It is paradoxical but investor anxiety rises near all-time highs. This may have to do with cognitive biases and specifically hyperbolic discounting, i.e., the tendency to want an immediate payoff. At the same time, when markets are rallying, there is scarcity of bearish signals. There is a solution out if this conundrum: follow the system and if you do not have one it’s time to get one.
All my technical indicators, classical and based on machine learning, are bullish. There is no technical sign of weakness in the stock market. This is probably good. I say “probably” because it can be interpreted both way, and it should, because for every transaction there are always two opposite forecasts of market direction. For some, extreme bullishness could be a sign of exhaustion and coming weakness.
One of my favorite indicators to watch is the Kelly leverage, as defined originally by Edward O. Thorp, although at times the numbers have no practical meaning. Below is a chart of S&P 500 with the rolling 252-day Kelly leverage plotted.
It may be seen that the downtrend in Kelly leverage that started in the third quarter of 2014 warned that price action conditions were deteriorating. This indicator bottomed along with prices in 2016 and since it has been on an uptrend with a spike in the first week of this year. This is an extremely bullish signal.
However, investors know that fundamentals can derail technicals and they are correct. Investors have seen their gains evaporating twice in the last 17 years and many also lost part of initial capital. It is reasonable that investors feel anxiety near all-time highs, there is where bear markets start anyway.
Looking at this or that indicator will not offer any help. Drawing lines in the sand will only point to the obvious but not to the actual future. This can turn into a real mess, the kind of mess one sees in social media with indicators posted every minute, some bullish and some bearish. At the end of the day, if you add all the signals the net result is noise, as expected. There is a way out of this conundrum: just follow the system.

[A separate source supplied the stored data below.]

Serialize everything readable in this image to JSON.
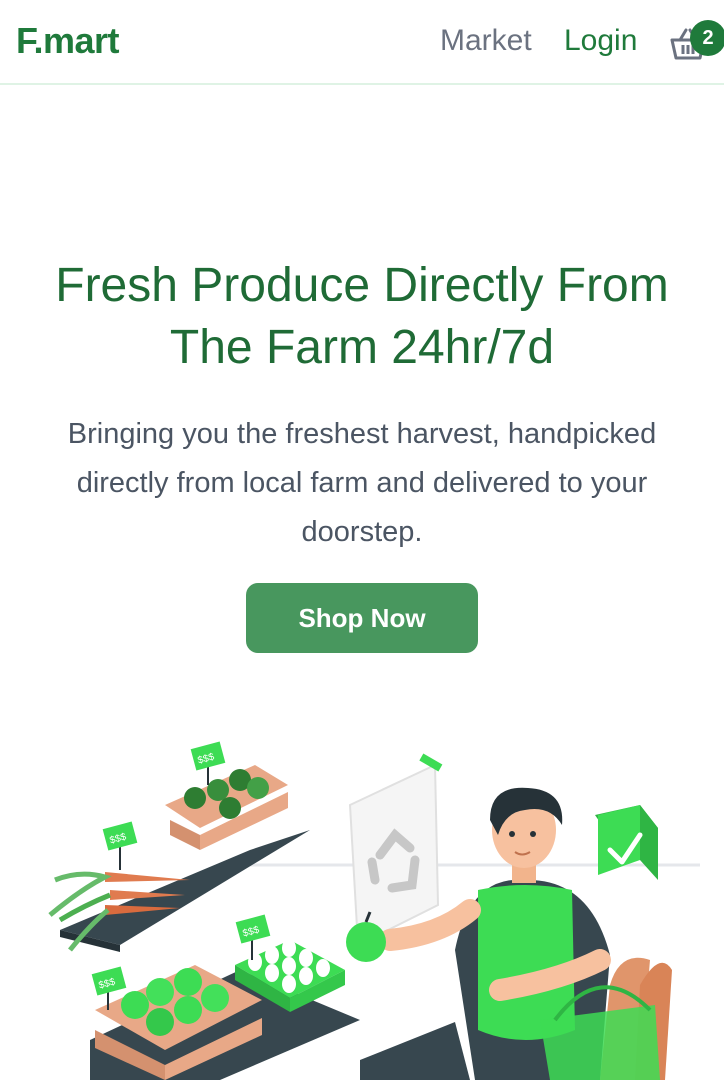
{
  "nav": {
    "brand": "F.mart",
    "market_label": "Market",
    "login_label": "Login",
    "cart_count": "2"
  },
  "hero": {
    "title": "Fresh Produce Directly From The Farm 24hr/7d",
    "subtitle": "Bringing you the freshest harvest, handpicked directly from local farm and delivered to your doorstep.",
    "cta_label": "Shop Now"
  },
  "illustration": {
    "price_tag": "$$$"
  },
  "colors": {
    "brand": "#1f7a3b",
    "button": "#48975e",
    "accent_green": "#3ddc54"
  }
}
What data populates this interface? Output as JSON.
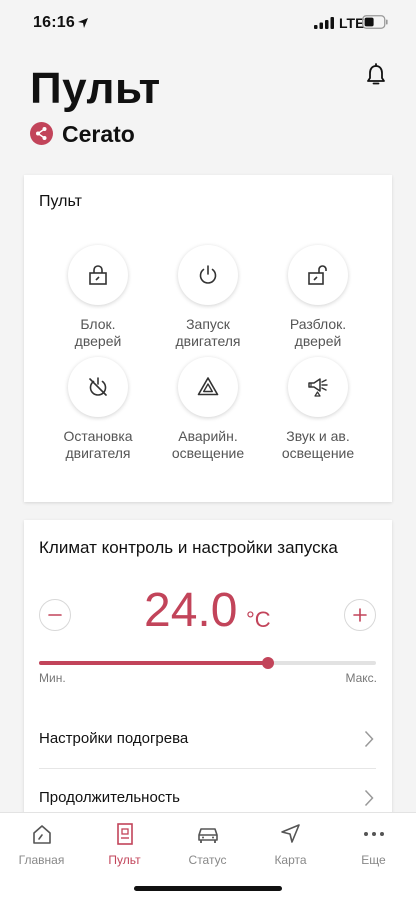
{
  "status_bar": {
    "time": "16:16",
    "network": "LTE",
    "icons": [
      "location-arrow-icon",
      "signal-icon",
      "battery-icon"
    ]
  },
  "header": {
    "title": "Пульт",
    "vehicle": "Cerato",
    "icons": [
      "bell-icon",
      "share-icon"
    ]
  },
  "remote": {
    "title": "Пульт",
    "controls": [
      {
        "label": "Блок.\nдверей",
        "icon": "lock-icon"
      },
      {
        "label": "Запуск\nдвигателя",
        "icon": "power-icon"
      },
      {
        "label": "Разблок.\nдверей",
        "icon": "unlock-icon"
      },
      {
        "label": "Остановка\nдвигателя",
        "icon": "engine-off-icon"
      },
      {
        "label": "Аварийн.\nосвещение",
        "icon": "hazard-icon"
      },
      {
        "label": "Звук и ав.\nосвещение",
        "icon": "horn-lights-icon"
      }
    ]
  },
  "climate": {
    "title": "Климат контроль и настройки запуска",
    "temperature": "24.0",
    "unit": "°C",
    "level_fraction": 0.68,
    "min_label": "Мин.",
    "max_label": "Макс.",
    "rows": [
      {
        "label": "Настройки подогрева"
      },
      {
        "label": "Продолжительность"
      }
    ]
  },
  "tabs": [
    {
      "label": "Главная",
      "icon": "home-icon",
      "active": false
    },
    {
      "label": "Пульт",
      "icon": "remote-icon",
      "active": true
    },
    {
      "label": "Статус",
      "icon": "car-icon",
      "active": false
    },
    {
      "label": "Карта",
      "icon": "navigation-icon",
      "active": false
    },
    {
      "label": "Еще",
      "icon": "more-icon",
      "active": false
    }
  ],
  "colors": {
    "accent": "#c2445a",
    "background": "#f4f4f4",
    "card": "#ffffff"
  }
}
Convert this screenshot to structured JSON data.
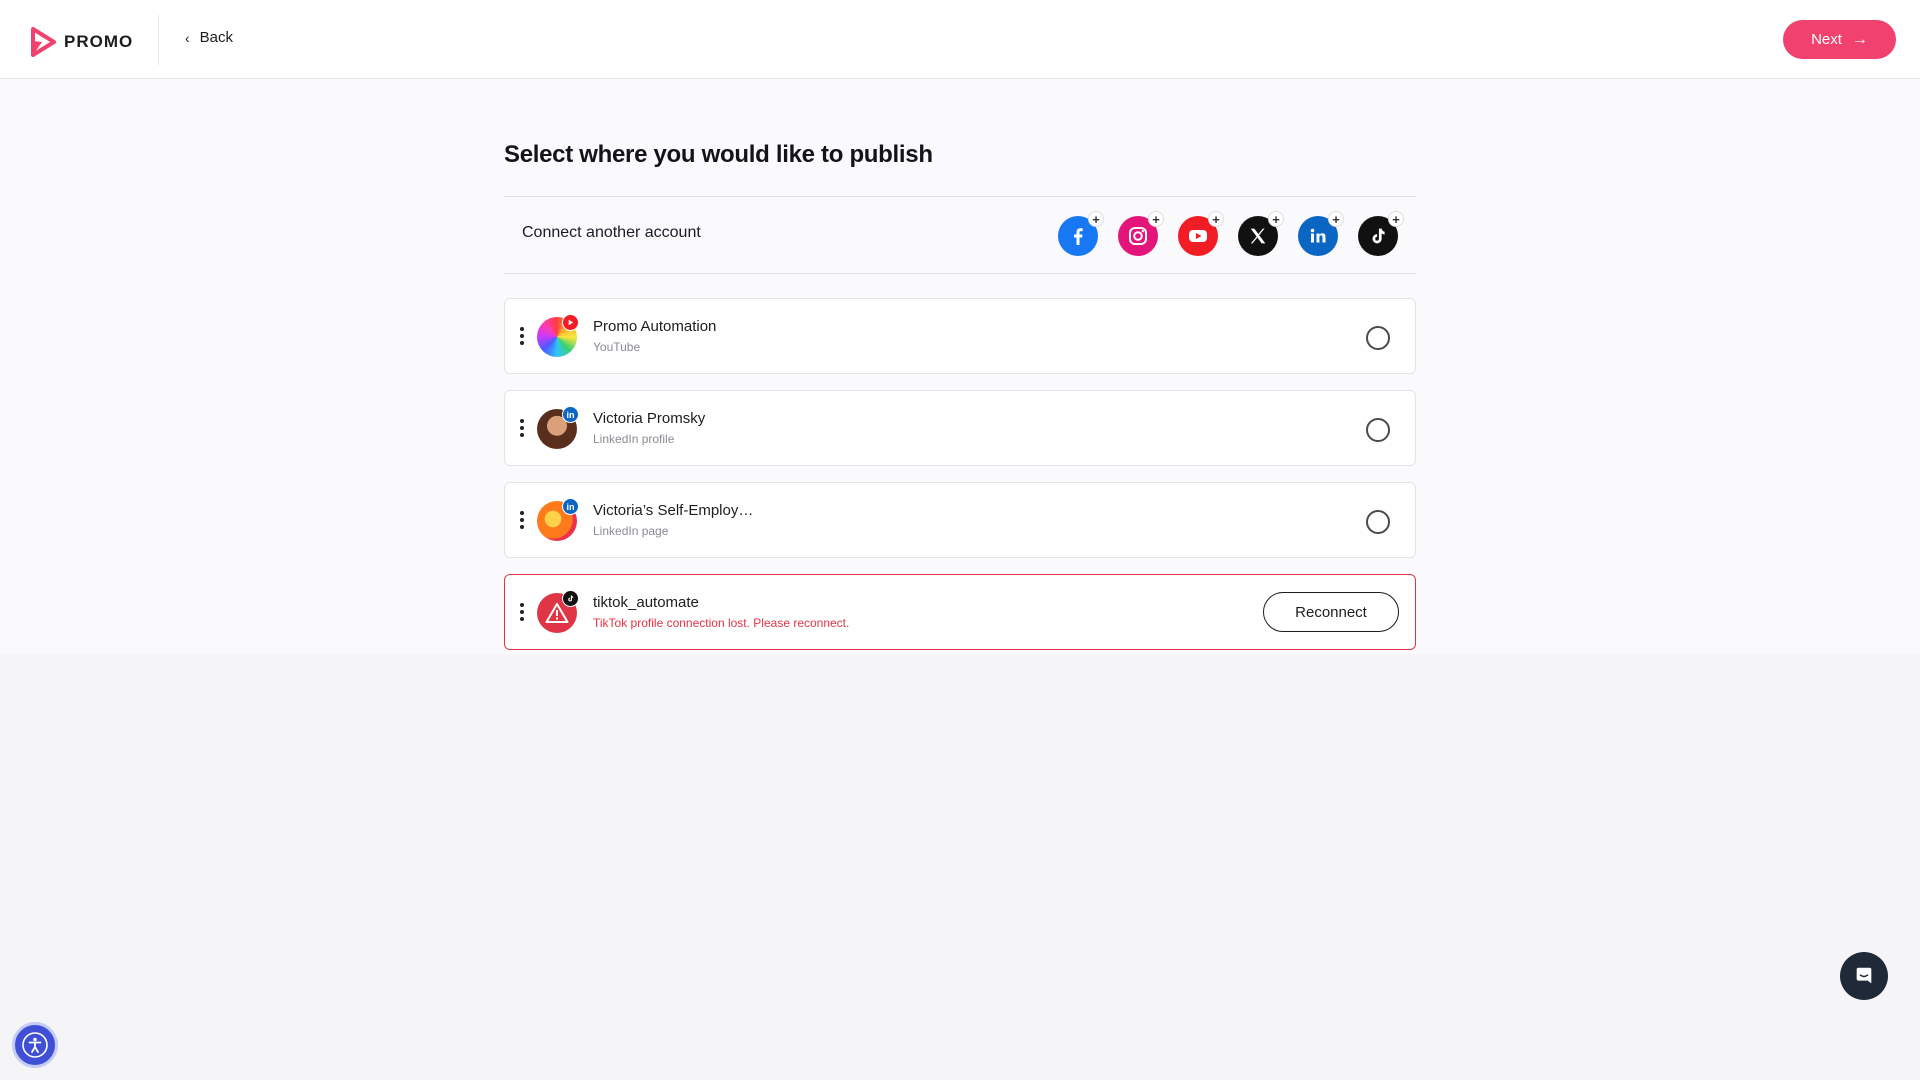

The system may be as simple as a formula or a few heuristics, or even a complicate machine learning algo. But it is still a system. Those who do not have one should consider getting one. Traders should try to develop their own systems and investors should either do that or ask a competent financial adviser to do it for them. In the longer-term, the markets reward disciplined traders and investors at the expense of those who rely on noise. Following a system is not easy at all but any alternatives are limited.